Lucio Mauro, que completou 50 na última terça-feira, também fala do esforço para se manter atualizado.
— Cresci vendo os amigos do meu pai caindo na armadilha do saudosismo, dizendo que o novo era ruim, que na época deles é que era bom. Ficaram rancorosos e magoados com as mudanças. É um perigo dessa nossa profissão. Mas tenho o cuidado de saber o que está acontecendo e também tenho filhos jovens (Bento, de 21, Luiza, de 19,e Liz, de 4), então fico antenado.
Apenas pai
Bruno Mazzeo conta que, apesar da fama e popularidade de Chico Anysio, para ele, o humorista era apenas pai.
— Apesar de ser um cara com muitos fãs, para mim ele era o meu pai, com qualidades, defeitos e contradições. Era quem brincava comigo e me mandava escovar os dentes — simplifica o ator, afirmando que pensar no pai o faz refletir sobre a passagem do tempo: — A gente tem que ir se adaptando às nossas limitações, mas também se aproveitar da sabedoria. Se eu pudesse voltar ao passado com a cabeça de hoje, eu acharia maravilhoso, mas infelizmente a vida não tem ensaio.
Preparação em casa
Lucio Mauro Filho revela que seu pai o preparou para a vida artística desde cedo.
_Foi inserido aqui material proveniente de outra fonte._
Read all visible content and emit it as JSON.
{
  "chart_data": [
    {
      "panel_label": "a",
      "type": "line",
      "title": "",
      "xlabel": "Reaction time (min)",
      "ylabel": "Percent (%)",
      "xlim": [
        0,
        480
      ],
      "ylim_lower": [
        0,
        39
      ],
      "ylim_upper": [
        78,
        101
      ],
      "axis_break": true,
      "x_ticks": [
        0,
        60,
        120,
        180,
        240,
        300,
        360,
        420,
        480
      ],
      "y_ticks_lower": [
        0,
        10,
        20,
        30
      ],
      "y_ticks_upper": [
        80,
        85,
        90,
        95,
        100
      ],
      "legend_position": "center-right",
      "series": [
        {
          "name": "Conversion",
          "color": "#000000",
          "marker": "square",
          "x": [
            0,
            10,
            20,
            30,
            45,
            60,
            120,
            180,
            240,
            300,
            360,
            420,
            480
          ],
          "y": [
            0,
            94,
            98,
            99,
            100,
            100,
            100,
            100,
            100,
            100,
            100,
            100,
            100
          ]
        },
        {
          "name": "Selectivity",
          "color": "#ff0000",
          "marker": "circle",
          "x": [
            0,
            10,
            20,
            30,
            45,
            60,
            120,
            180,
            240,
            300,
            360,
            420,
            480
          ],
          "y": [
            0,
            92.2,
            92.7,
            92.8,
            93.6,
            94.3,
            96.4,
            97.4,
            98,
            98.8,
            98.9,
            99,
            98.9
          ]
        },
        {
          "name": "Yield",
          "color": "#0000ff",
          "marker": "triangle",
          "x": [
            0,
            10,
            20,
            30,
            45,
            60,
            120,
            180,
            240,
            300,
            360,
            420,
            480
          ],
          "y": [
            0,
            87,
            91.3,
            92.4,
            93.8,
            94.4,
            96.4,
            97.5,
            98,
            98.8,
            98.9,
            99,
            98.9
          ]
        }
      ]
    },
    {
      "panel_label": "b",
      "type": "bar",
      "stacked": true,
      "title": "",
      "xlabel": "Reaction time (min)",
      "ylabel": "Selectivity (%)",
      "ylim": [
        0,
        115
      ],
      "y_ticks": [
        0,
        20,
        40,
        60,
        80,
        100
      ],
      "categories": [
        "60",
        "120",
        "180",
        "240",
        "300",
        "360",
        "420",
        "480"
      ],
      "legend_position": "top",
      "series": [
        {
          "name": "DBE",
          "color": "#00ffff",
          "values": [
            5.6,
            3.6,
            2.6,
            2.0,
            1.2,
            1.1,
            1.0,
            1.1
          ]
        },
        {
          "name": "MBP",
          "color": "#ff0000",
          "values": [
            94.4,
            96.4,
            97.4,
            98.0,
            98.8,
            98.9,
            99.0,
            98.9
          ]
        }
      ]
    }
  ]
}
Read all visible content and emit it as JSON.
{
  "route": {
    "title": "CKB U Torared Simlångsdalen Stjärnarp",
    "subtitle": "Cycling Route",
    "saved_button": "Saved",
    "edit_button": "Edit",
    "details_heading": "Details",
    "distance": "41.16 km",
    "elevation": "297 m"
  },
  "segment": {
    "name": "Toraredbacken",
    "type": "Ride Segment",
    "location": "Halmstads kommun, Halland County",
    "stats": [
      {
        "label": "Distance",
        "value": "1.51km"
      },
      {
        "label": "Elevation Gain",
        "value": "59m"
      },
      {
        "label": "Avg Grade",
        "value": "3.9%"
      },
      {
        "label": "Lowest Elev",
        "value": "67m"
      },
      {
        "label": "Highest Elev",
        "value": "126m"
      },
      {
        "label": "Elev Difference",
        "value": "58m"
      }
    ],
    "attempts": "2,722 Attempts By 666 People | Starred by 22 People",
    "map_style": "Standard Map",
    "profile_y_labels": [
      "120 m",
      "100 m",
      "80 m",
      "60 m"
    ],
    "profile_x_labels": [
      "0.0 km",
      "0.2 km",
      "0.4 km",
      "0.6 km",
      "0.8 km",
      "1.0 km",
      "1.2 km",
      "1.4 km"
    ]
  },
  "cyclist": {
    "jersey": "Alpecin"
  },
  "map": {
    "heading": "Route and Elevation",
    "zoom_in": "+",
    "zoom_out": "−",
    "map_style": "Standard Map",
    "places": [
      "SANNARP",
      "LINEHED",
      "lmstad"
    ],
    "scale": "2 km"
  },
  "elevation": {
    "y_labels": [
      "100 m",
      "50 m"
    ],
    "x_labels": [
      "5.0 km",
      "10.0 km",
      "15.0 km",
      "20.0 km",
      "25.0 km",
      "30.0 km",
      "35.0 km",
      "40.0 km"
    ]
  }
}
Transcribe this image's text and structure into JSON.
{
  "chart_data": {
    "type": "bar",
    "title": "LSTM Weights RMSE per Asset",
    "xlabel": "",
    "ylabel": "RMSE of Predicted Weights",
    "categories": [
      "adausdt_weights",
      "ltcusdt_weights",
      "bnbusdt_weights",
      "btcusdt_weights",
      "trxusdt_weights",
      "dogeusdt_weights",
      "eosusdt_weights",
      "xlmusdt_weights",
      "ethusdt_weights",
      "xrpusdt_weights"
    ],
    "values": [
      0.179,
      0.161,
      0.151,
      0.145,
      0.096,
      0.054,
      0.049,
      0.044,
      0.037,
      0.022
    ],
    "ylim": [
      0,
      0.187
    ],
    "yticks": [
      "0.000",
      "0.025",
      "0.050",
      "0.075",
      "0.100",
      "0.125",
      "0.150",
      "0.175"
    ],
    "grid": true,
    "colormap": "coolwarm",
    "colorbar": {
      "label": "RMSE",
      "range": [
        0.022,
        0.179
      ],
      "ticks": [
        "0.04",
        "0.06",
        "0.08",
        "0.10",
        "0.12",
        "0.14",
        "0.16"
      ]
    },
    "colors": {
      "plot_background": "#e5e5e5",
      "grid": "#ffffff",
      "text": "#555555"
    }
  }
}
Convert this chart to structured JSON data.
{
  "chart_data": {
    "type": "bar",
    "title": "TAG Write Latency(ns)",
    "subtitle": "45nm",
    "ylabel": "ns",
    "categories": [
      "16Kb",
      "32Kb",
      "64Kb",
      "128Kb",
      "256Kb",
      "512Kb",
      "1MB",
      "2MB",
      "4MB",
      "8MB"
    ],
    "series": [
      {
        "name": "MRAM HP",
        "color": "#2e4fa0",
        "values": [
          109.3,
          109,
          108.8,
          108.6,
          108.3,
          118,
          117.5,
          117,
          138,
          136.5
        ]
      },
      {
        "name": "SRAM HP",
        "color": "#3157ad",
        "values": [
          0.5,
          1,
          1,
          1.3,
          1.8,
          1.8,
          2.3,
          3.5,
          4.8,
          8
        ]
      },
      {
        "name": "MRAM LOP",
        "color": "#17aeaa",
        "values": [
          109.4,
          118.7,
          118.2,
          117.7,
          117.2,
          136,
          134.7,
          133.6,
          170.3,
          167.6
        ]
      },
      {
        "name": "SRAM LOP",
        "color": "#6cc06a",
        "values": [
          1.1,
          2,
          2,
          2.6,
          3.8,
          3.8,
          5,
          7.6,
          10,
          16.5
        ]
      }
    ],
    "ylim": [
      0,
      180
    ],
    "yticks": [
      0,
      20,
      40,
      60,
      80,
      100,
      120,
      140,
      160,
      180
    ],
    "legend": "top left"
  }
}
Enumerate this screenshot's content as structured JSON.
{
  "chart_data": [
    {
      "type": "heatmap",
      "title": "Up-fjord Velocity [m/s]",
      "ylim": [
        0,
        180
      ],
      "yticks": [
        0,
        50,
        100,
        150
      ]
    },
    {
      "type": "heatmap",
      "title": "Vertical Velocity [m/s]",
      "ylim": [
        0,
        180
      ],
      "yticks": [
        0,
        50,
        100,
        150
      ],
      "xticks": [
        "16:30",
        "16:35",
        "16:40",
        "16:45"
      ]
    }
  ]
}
— Bem novinho, comecei a demonstrar que queria ser ator mirim. Ele era diretor, poderia me ajudar, mas não quis. Fiquei chateado, mas aquilo fez com que eu fosse buscar sozinho. Aos 14 anos, comecei a estudar teatro e consegui meus primeiros empregos. Hoje, vejo que ele foi genial em ter sido duro comigo, porque logo me tirou a ilusão de que ser artista era moleza. Qualquer tristeza que senti naquela época foi apagada ao perceber o grande favor que meu pai me fez. Hoje enxergo com clareza.